What exactly is it that you do?
This is the question I was repeatedly met with during my first weeks of training at the National Archives. This is the question I continue to be met with when I speak with other NARA employees.
Allow me to introduce us and to set the record straight.
We are archives technicians. Yes, we’re employees of NARA. And, yes, we even occasionally work at the Archives. I know we’ve surprised quite a few of our colleagues by popping up unexpectedly in the stacks at Archives I or Archives II. Generally speaking, we work out of Ancestry.com’s location in Silver Spring, Maryland. This office is modeled on the Reading Rooms at Archives I and II, plus camera stations; you can think of Ancestry.com as a researcher, requesting records for research.
In pure logistics: We are four in number, soon to be joined by three other archives technicians. We are a part of NARA’s Textual Archives Services Division. We are responsible for supervising the records in transit from AI and AII to Silver Spring, preparing the records for digitization, identifying conservation issues, monitoring Ancestry’s camera and microfilm operators while the records are imaged, performing archival quality assurance checks on Ancestry’s work, and tracking the imaging process and location of the records in spreadsheets.
If that’s the sense of it, here is the sensibility.
Once people get the gist of what we do, they want to know more about the relationship between Ancestry and NARA, and the results of this unique relationship. In case you were unaware, this is the first time in the history of the Archives that accessioned records have been permitted off-site for digitization. In order to have NARA records at the Silver Spring office, Ancestry has to ensure that the facility meets all requirements for NARA holdings in compliance with NARA Directive 1571. Hence our handy temperature and humidity controlled “vault” that is protected by card access in the Silver Spring location. Only NARA employees have card access to this area. NARA’s preservation, facilities, security, and holdings protection units have inspected the Silver Spring office to ensure all standards are being met and can reevaluate the facility at any time to ensure continued compliance.
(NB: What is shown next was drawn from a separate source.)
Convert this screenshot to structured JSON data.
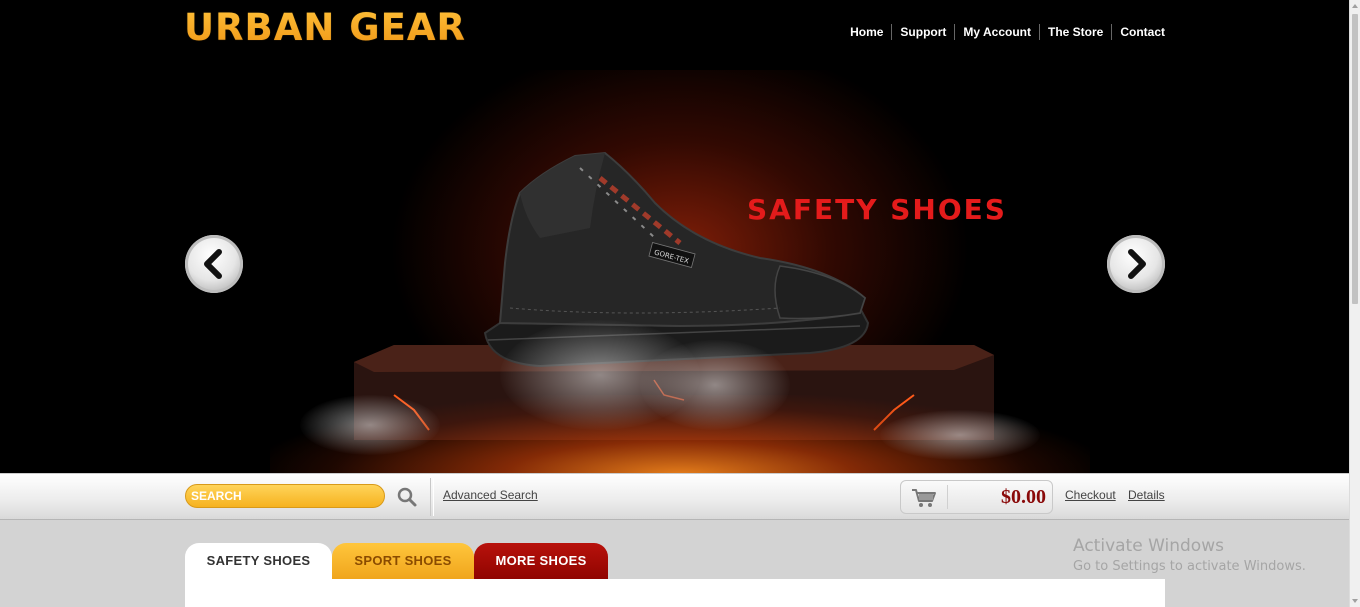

I’ve met with a few skeptics, to whom I would like to underscore the unique symbiosis that we have achieved. NARA at present lacks the resources to realize mass digitization. Ancestry provides these resources. The digitized records are placed online at Ancestry.com, and NARA receives copies of the digitized materials. After a period of five years, NARA may use its copies in any way. This relationship furthermore garners greater publicity for NARA by increased visibility in the media as well as the advertisement of NARA’s resources on Ancestry.com
One of the tenets of our mission statement that the Archivist has recently affirmed as our particular prerogative is customer service. As an undergraduate completing research for my thesis, I was fortunate enough to have been enabled by University funds to travel to continue my research at remote archives. Even so, I could not have completed my research without digitized records. In an increasingly digital age, and in an age in which institutions are tightening budgets and the economy further inhibits researchers’ mobility, digitization of records will be paramount to NARA’s success in fulfilling its mission.
The result of this partnership, you ask? If I may, a progressive step toward realizing a newfound prerogative and an organizational model to set a precedent for a digital future.